Shrimp Plant

close up of a red flower with green leaves

Many plants gain popularity because of their brightly colored flowers. This week’s plant, Justicia brandegeana, is well liked because of its vibrantly colored bracts. Justicia brandegeana originates from Mexico. The genus which has over 400 different species is named after James Justice, a Scots gardener and also the author of a 1754 book, British Gardener’s Directory. The species is named for a famous American botanical explorer, Townsend S. Brandegee. He introduced many plants from Mexico to California which were known for being drought tolerant.
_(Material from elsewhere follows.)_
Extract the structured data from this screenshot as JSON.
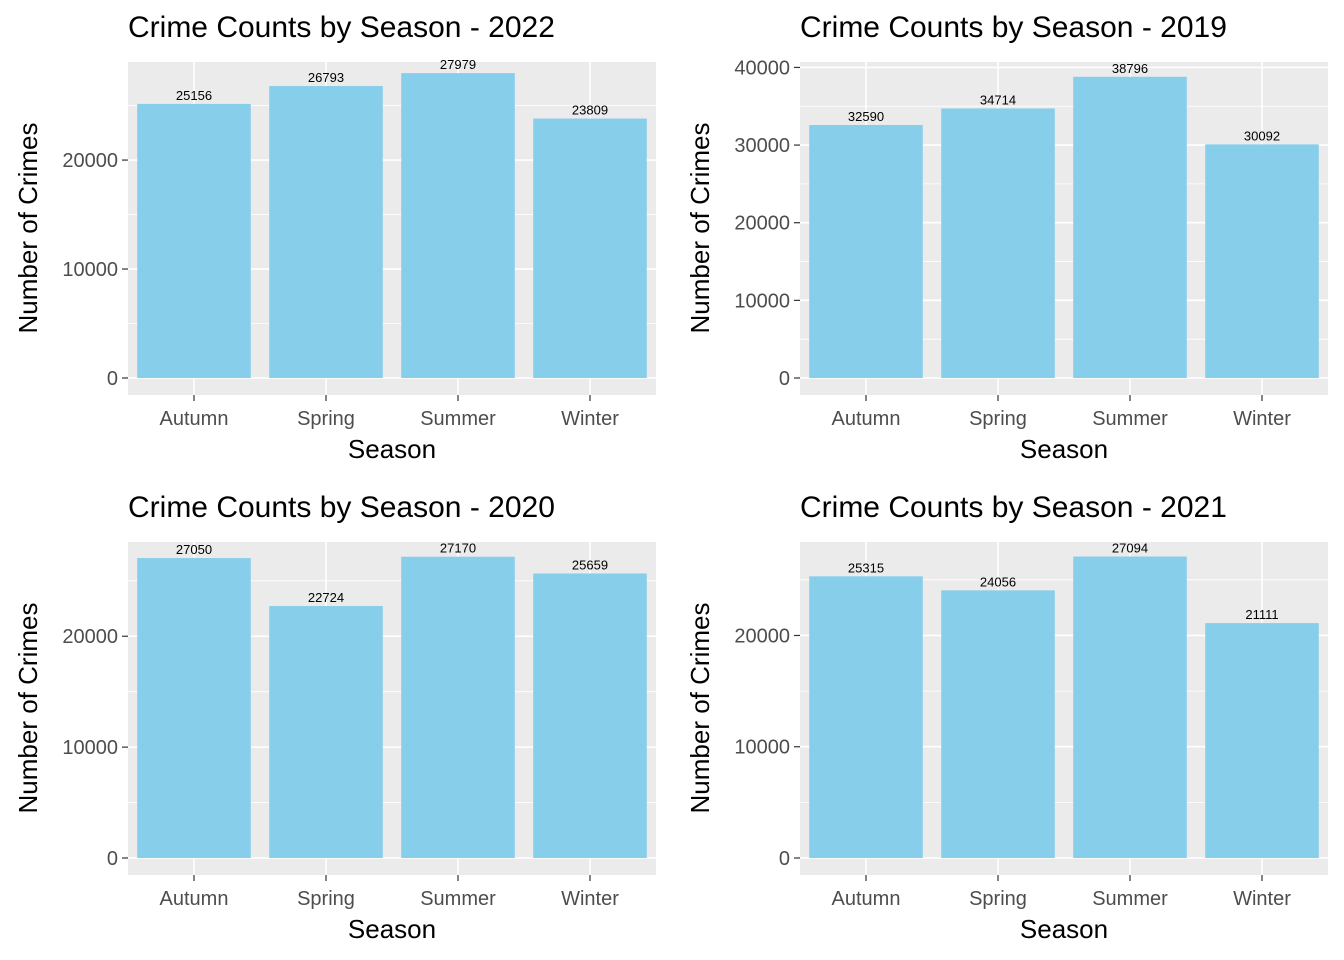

Justicia brandegeana is commonly called shrimp plant because each spike somewhat resembles a large shrimp.The spike is made up of red to yellow bracts. The plant is covered with this feature for most of the year. The flowers are white and very thin. They can be seen sticking out from between the bracts and usually have a short life span. The leaves are light green and slightly pubescent. Most range from about 2-3 inches in length.
In the south, it is known as a broad-leaf evergreen and is hardy in USDA Hardiness Zones 8-11. It may die back in a hard frost, but usually grows back in the spring. In Iowa, it is used primarily as a house plant. As the plant ages, it tends to get leggy and in some cases needs to be staked. It is important to prune it back to keep it from starting such habits. It produces its brightly colored bracts best when it receives plenty of light. The shrimp plant prefers to be watered when the top three inches of soil are dry. Leaves tend to drop off if the plant is too wet or dry.
The shrimp plant can be seen at Reiman Gardens as part of our Lady Bug Breakfast display in the Conservatory Complex which can be seen through November 2011. It can also be seen the Christina Reiman Butterfly Wing throughout the year.